Londres se ha convertido en una ciudad de emigrantes desde hace tiempo; sin embargo, en los últimos años se ha notado un boom, especialmente de jóvenes españoles que no han tenido otra opción que dejar familias y amigos para buscar alguna salida en esta gran ciudad. Vinieron buscando suerte y se toparon con la necesidad de huir, casi por segunda vez. Marta es una de ellas, una joven demasiado delgada, tal vez también demasiado blanca.
¿Quién iba a decir que el activo y fiestero Camden estaría en silencio en estos momentos? Lo único que se escuchaba por aquellas solitarias calles eran los golpecitos de los zapatos de Marta corriendo ligeramente por el suelo, rebotando por las paredes de los callejones y agitando el tembloroso corazón de la pobre joven, aterrada por el escandaloso crepitar de sus propios pasos, y de su sombra, que la obligaban a dejar su rastro.
Con cierta agilidad, no se demora en la gran cantidad de bolsas, cajas y ropa que encuentra a su paso en grandes montañas. Salta una tras otra y sube firmemente las vallas que bloquean las callejuelas para acercarse al corazón, a lo que antiguamente fueron los antiguos establos y que hasta hace poco se recordaban con preciosas oscuras estatuas de caballos y herreros escondidos entre las fascinantes tiendas custodiadas por puertas de madera, puertas que fueron en un día lejano cárcel para poderosos caballos.
Marta llegó finalmente a uno de aquellos corredores de puertas, cerradas casi todas, y entró en una como quien se entrega a la noche y a la luna negra. El chasquido de la puerta cerrándose tras ella fue lo último que las piedras del suelo y las paredes del distrito de Camden escucharon por ese día, un Camden que había cerrado también sus últimas puertas a la vida, refugiándose en la muerte.
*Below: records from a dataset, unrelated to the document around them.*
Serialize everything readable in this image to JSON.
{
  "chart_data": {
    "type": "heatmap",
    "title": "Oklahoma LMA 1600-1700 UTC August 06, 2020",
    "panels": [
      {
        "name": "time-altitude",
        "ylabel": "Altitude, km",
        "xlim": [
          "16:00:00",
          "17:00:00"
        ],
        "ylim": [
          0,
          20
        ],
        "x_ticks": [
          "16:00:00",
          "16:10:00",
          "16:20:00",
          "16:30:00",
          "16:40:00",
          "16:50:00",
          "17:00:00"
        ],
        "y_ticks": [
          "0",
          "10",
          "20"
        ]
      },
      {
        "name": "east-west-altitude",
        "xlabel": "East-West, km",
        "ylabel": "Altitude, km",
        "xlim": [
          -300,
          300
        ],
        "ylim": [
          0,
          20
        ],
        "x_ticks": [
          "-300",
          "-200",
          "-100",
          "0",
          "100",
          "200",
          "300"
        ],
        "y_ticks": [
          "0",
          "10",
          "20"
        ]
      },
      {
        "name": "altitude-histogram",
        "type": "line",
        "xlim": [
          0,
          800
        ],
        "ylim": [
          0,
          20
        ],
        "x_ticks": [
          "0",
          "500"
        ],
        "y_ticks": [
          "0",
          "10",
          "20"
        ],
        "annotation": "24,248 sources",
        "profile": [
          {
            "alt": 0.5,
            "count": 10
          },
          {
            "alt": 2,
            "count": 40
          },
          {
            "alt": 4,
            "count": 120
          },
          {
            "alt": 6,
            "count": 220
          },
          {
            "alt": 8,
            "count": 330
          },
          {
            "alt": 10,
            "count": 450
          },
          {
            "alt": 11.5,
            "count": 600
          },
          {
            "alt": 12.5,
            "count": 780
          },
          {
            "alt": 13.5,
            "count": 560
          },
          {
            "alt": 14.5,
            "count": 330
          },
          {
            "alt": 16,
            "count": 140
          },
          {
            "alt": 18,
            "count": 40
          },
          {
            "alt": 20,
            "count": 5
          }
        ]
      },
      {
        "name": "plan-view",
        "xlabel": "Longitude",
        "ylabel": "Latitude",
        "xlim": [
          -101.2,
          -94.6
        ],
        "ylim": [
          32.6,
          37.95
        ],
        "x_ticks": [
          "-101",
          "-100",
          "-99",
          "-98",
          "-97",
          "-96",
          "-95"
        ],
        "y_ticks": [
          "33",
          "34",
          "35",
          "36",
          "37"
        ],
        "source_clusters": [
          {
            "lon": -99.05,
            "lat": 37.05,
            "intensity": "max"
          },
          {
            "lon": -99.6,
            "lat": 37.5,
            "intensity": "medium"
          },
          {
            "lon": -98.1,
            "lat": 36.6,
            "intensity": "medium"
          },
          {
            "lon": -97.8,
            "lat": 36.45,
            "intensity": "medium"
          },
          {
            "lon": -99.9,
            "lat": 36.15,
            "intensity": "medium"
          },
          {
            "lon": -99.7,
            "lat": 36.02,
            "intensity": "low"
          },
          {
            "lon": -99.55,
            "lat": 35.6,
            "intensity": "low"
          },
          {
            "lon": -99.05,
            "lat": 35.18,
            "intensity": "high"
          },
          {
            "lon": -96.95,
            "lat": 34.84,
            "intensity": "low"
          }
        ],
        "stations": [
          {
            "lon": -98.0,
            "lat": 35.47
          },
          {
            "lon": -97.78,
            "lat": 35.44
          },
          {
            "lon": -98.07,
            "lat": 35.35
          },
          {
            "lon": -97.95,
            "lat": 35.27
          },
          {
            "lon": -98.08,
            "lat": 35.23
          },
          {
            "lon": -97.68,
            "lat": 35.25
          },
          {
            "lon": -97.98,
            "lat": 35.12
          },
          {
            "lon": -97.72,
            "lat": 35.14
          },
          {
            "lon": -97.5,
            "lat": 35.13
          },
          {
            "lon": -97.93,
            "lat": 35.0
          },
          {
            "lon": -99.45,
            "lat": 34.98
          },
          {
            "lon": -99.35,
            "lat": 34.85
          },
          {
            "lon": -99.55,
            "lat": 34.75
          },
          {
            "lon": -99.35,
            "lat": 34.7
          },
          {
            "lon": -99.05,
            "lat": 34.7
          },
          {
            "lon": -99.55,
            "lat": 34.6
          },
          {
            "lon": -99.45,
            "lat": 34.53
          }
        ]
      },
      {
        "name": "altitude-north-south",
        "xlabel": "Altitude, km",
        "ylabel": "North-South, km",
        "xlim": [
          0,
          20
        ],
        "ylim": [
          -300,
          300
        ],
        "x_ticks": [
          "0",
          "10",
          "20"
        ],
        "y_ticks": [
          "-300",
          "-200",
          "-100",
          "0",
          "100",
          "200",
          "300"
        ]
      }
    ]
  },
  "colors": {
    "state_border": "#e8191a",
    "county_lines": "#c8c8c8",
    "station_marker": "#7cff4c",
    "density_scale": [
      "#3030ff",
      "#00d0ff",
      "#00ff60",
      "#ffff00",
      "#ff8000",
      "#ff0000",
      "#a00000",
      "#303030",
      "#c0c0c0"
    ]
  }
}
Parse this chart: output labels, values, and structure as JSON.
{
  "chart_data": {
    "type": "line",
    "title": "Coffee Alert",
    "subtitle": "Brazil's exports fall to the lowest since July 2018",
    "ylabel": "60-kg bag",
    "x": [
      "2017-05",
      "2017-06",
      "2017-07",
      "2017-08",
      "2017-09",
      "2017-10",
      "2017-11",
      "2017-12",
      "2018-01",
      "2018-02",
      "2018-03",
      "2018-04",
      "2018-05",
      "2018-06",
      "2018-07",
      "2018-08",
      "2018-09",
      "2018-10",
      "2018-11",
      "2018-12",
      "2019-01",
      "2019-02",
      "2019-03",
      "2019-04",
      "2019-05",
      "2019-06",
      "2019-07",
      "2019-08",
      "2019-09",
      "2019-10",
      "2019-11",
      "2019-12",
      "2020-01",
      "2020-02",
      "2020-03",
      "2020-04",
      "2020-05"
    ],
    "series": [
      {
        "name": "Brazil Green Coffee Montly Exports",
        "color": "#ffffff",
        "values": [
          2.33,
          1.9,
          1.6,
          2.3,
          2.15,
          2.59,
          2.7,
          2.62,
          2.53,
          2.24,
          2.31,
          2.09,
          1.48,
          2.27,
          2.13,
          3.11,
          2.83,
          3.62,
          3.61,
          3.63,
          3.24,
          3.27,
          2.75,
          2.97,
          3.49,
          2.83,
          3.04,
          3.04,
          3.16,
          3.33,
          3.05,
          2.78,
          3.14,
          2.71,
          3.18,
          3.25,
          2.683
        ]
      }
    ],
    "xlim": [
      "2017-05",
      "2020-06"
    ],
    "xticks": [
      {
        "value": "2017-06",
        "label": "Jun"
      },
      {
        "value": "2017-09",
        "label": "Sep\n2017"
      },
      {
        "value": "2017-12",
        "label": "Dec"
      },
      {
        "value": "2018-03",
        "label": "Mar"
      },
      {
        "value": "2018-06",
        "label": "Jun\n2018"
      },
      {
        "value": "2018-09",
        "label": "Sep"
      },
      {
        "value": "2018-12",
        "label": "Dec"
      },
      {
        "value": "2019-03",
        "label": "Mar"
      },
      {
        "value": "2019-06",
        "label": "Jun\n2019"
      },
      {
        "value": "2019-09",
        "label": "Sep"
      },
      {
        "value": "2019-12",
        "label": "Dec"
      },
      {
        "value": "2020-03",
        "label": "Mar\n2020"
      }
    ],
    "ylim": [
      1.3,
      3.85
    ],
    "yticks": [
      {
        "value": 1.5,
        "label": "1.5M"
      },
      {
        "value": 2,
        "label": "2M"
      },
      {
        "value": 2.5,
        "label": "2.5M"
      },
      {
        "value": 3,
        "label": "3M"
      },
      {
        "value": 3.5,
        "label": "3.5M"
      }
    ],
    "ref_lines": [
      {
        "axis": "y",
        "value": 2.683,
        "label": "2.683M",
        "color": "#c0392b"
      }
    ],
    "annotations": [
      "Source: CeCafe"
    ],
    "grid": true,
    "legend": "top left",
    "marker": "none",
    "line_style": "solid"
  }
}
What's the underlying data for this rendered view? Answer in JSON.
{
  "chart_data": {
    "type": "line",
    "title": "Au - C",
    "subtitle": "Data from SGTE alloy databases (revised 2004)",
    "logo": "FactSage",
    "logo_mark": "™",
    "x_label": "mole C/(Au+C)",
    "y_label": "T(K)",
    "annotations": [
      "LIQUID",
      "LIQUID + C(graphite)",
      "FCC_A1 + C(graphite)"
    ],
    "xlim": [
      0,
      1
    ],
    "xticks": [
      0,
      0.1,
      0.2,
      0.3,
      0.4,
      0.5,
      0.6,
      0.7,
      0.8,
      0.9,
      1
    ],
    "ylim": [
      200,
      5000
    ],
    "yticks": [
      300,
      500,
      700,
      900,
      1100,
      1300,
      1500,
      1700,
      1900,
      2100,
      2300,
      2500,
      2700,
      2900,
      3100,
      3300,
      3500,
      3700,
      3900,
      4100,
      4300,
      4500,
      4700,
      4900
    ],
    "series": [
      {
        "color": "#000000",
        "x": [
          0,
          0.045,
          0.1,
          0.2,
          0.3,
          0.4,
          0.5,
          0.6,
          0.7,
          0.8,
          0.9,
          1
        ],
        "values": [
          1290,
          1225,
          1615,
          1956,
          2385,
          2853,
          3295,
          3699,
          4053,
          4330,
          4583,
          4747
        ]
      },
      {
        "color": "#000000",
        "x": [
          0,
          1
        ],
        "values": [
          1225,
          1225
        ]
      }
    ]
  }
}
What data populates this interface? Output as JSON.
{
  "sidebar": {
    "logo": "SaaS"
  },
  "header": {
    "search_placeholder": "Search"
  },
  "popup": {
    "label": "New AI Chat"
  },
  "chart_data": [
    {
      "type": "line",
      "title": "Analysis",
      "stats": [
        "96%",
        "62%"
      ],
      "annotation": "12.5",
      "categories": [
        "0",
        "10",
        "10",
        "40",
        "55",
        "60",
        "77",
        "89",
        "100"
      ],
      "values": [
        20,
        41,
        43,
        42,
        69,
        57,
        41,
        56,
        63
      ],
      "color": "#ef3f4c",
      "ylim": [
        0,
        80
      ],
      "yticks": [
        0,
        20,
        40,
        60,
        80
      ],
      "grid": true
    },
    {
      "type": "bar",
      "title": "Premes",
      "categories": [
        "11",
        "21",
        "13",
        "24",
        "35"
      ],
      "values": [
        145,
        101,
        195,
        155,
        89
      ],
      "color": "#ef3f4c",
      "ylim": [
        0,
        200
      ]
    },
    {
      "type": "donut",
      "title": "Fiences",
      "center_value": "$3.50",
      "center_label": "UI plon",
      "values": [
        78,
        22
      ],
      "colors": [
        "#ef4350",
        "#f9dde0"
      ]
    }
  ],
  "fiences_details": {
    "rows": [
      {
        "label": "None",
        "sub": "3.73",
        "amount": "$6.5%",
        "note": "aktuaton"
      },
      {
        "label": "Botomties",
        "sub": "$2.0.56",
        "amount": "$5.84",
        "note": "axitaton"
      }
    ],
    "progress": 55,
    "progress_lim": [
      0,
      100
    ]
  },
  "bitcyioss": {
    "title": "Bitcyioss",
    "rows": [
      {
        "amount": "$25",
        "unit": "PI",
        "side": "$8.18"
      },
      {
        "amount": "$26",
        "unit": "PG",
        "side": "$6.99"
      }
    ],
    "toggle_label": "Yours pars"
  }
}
Marta sacó un mechero del bolsillo de su chaqueta y encendió la llama. Caminando despacio, se concentró para mantener firme el pulgar, presionando la pequeña cajita metálica al tiempo que sentía arder su uña con mayor intensidad por cada medio segundo que pasaba. Poco a poco sus ojos se fueron adaptando a la penumbra y consiguió llegar al fondo de la habitación sin tropezar. Tocó la pared y guardó el mechero. A continuación, con ambas manos, palpó cada centímetro de la pared hasta que, con gran alegría, sintió el frío de un marco rectangular y lo levantó hacia ella cuidadosamente. Sosteniendo el marco con una sola mano, dirigió la otra hacia el lugar de donde había despegado el marco. Una sonrisa se dibujó en su ardiente rostro al sentir la palanca en el agujero de la pared y la empujó con fuerza. Un leve crujido llegó del suelo y Marta se apresuró a colocar el marco en su sitio. Se enderezó y contó tres pasos hacia la izquierda hasta toparse con una mesa que no hace mucho tiempo atrás todavía llevaba cuentas y envolvía piezas. Se agachó debajo de la mesa y levantó una pequeña puerta. Las bisagras rechinaron.
Con rápidos y breves espasmos por su cuerpo, Marta volvió a sacar el mechero, con mayor torpeza, y lo encendió hacia el agujero de la puertecilla, con lo que pudo ver unos pequeños escalones. Guardó el mechero por segunda vez, se sentó y metió los pies en el agujero, pisando cuidadosamente cada escalón y descendiendo. Una vez dentro, cerró la pequeña puerta y bajó escalones durante aproximadamente cinco minutos. Al llegar al suelo, palpó la pared un buen rato hasta encontrar una pequeña antorcha que encendió enseguida con el calor del mechero.
Finalmente sus ojos pudieron ver con claridad el lugar en el que se encontraba, las escaleras la habían dejado frente a una sucia pared de donde había descolgado la antorcha, y de esa pared se abría un pasillo a cada lado. El de la derecha soplaba un tenue viento, mientras que del de la izquierda se alcanzaba a oír el eco de un goteo en algún charco solitario.